Questi e altri dettagli preoccupano ben poco il presidente iraniano. L’esuberante Ahmadinejad sembra in queste ore ansioso di mettere a segno un colpo propagandistico assimilabile a quello dello scorso autunno quando riuscì a parlare nell’aula magna di una delle più prestigiose università americane.
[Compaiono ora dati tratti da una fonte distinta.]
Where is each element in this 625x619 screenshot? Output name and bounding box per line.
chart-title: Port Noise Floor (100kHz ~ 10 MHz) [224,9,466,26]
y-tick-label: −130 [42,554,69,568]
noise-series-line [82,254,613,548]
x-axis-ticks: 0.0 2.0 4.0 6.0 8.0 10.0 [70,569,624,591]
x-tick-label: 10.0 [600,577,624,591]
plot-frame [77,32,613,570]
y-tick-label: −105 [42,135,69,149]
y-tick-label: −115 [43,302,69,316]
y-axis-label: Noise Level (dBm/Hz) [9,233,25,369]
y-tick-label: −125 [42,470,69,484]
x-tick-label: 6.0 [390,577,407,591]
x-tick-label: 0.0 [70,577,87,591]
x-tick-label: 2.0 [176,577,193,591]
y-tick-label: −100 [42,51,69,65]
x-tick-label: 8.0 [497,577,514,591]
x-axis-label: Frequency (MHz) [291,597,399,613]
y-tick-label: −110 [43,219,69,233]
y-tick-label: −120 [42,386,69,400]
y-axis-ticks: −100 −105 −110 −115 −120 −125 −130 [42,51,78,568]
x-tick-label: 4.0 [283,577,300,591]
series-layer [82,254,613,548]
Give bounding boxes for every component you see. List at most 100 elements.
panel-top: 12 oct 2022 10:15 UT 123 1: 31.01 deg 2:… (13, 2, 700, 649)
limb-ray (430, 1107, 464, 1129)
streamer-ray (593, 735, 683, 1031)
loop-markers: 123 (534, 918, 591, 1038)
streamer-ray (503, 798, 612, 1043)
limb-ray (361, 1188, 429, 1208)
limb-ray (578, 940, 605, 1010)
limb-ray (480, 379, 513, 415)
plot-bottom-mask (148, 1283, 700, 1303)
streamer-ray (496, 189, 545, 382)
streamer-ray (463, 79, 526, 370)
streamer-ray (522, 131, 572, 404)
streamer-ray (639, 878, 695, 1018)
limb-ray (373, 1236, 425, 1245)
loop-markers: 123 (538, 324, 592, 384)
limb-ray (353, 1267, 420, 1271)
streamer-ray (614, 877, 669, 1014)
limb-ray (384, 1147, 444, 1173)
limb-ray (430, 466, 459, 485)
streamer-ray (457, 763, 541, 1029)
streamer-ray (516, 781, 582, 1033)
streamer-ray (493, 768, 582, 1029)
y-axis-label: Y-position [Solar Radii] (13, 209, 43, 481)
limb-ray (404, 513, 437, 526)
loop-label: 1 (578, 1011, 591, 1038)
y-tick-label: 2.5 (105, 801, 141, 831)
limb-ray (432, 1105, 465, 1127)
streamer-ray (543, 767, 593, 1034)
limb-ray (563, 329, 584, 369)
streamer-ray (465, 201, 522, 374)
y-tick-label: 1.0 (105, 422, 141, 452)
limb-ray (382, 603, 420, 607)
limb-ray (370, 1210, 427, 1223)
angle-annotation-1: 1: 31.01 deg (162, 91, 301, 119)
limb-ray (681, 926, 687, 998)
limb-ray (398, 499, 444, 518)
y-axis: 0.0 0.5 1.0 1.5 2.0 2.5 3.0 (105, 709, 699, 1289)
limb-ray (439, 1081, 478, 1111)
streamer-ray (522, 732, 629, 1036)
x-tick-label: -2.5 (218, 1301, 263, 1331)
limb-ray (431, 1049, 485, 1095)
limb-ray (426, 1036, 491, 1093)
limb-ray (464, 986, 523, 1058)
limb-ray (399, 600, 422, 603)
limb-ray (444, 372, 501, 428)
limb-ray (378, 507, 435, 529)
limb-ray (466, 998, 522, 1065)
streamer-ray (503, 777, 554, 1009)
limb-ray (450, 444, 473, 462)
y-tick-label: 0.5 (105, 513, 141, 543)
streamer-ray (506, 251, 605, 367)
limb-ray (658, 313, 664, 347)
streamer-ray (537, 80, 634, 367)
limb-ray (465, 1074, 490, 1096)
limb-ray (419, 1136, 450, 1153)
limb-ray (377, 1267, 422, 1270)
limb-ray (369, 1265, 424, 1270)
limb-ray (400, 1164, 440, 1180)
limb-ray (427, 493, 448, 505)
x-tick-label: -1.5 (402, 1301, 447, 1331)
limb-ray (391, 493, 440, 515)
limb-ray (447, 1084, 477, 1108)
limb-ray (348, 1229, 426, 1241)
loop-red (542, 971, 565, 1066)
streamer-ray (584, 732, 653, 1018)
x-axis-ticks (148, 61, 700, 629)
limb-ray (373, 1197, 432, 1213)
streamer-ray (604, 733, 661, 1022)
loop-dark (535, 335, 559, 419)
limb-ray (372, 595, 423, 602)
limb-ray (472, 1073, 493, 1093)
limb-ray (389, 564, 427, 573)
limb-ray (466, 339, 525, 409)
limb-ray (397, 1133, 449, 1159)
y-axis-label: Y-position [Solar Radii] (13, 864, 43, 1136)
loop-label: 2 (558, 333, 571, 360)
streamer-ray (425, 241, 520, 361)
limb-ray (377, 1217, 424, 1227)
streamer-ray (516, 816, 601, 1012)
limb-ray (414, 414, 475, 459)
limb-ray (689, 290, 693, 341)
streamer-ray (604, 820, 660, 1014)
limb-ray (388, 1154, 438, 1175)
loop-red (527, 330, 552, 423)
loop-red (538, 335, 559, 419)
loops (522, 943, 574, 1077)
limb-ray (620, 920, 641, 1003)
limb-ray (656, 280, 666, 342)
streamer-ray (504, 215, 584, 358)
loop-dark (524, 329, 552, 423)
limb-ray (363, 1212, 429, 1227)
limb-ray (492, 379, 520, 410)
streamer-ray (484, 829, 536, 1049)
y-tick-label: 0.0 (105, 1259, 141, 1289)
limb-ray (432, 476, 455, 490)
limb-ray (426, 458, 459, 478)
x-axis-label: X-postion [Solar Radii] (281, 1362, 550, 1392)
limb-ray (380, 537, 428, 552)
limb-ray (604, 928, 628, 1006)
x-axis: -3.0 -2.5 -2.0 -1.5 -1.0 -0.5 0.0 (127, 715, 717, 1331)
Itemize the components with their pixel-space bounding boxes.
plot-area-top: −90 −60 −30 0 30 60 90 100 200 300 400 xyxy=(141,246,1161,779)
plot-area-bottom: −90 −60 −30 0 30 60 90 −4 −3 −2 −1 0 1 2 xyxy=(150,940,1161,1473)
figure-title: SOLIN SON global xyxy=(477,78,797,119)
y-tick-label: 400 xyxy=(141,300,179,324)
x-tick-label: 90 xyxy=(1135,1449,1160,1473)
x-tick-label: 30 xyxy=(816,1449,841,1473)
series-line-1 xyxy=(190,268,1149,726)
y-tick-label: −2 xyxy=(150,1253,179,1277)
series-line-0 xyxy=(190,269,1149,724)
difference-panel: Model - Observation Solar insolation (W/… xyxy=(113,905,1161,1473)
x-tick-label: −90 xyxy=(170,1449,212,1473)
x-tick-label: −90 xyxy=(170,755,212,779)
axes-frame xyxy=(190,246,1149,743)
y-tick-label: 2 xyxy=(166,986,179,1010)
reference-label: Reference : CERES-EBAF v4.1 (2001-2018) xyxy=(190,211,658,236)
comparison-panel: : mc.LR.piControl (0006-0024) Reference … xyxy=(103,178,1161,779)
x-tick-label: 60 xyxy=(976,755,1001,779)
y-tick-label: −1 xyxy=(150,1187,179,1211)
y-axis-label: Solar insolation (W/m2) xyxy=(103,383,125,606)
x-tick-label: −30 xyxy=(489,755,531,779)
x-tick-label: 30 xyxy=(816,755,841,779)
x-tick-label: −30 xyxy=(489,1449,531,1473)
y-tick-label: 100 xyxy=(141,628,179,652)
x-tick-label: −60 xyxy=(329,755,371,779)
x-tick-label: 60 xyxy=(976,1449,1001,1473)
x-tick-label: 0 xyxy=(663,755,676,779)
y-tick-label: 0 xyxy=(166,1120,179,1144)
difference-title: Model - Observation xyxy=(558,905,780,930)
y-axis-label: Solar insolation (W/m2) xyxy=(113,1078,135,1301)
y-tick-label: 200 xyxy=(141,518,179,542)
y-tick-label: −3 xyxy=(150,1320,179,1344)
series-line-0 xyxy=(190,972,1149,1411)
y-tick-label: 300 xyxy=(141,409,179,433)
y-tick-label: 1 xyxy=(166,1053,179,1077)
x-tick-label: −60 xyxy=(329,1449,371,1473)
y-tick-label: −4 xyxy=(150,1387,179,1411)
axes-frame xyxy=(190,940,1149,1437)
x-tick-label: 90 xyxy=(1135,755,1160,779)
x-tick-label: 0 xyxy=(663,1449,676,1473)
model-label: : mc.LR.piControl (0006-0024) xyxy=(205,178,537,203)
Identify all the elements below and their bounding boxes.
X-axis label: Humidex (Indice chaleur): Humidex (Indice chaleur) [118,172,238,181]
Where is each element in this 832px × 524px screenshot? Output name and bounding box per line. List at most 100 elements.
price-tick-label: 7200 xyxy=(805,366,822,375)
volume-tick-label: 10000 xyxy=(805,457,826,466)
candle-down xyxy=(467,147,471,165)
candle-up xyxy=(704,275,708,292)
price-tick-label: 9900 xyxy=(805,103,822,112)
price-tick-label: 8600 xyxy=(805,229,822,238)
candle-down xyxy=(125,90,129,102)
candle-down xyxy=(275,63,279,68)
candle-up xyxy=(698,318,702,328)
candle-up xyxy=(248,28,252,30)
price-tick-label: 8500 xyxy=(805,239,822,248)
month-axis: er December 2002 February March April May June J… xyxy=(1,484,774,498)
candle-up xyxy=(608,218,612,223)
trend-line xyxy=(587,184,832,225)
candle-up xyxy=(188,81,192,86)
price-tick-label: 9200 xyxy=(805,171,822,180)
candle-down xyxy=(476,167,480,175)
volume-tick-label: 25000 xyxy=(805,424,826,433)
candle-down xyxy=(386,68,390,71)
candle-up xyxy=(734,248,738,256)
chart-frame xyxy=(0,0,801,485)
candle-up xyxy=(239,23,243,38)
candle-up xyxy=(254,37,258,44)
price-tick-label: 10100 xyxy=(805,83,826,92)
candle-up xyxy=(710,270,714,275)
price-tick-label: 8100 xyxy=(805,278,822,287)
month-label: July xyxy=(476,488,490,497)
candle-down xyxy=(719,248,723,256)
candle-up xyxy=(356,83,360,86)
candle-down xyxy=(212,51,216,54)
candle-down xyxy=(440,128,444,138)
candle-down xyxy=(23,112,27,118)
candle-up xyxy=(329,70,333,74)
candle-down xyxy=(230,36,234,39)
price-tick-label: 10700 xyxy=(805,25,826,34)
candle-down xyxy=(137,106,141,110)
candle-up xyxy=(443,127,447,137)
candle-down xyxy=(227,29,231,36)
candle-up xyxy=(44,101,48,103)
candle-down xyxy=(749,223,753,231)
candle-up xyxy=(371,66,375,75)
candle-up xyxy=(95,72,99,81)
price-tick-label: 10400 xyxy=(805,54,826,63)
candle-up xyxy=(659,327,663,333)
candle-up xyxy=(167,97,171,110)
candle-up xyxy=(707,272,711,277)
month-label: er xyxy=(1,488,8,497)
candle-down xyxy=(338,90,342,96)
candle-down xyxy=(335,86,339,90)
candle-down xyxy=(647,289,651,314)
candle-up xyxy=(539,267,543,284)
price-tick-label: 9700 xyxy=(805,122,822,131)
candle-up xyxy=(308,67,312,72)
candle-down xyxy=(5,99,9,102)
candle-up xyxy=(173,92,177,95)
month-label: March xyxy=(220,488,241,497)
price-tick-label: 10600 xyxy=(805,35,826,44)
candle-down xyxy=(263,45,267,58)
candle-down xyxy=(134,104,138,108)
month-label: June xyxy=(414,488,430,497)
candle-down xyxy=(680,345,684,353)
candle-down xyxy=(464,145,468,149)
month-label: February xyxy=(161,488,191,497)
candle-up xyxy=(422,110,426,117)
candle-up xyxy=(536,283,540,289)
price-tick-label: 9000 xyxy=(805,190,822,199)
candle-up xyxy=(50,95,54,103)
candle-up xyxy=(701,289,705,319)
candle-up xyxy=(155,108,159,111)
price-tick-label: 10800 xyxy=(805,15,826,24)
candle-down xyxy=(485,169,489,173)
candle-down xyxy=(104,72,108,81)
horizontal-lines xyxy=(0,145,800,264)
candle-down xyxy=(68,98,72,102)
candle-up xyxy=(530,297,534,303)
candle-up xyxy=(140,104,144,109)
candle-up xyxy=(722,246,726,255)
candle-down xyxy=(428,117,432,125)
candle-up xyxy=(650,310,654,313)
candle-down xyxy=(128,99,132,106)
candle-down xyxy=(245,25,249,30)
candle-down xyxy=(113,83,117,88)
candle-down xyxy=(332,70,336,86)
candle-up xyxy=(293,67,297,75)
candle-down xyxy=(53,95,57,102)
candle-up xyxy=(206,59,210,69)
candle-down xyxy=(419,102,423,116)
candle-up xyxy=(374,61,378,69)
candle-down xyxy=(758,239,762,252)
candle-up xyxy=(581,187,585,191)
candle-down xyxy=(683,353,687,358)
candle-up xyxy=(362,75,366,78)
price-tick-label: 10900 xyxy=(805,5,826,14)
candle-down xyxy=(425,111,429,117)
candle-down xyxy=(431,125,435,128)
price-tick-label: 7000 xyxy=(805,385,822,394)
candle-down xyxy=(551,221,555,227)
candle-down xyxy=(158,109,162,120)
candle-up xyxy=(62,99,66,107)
Le accuse ai servizi segreti iraniani e ai pasdaran, come pure la «creazione d’insicurezza, il disaccordo e la tensione», diventano nelle dichiarazioni rilasciate alla vigilia della «storica» visita «un complotto ordito dagli occupanti dell’Irak». I soldati americani, che garantiranno la sua sicurezza difendendo il perimetro della Zona Verde, sono un esercito destinato a subire un’immancabile disfatta. «Fa parte delle abitudini americane accusare gli altri quando vengono sconfitti... Non vi sembra ridicolo che chi tiene 160mila soldati in quel Paese ci accusi d’interferenza?», dichiara il presidente iraniano. E, mentre a Bagdad già spolveravano il tappeto rosso, lancia l’ultimo affondo al Grande Satana. «L’idea di un attacco americano non ci preoccupa...

Tanto tutti sanno che non sarebbero in grado di vincere una guerra», dichiara il presidente prima di salire sull’aereo per Bagdad. E gli americani intanto sono costretti a fargli da scorta, accontentandosi dell’ennesimo monito di Bush: «Smetta di esportare terrore».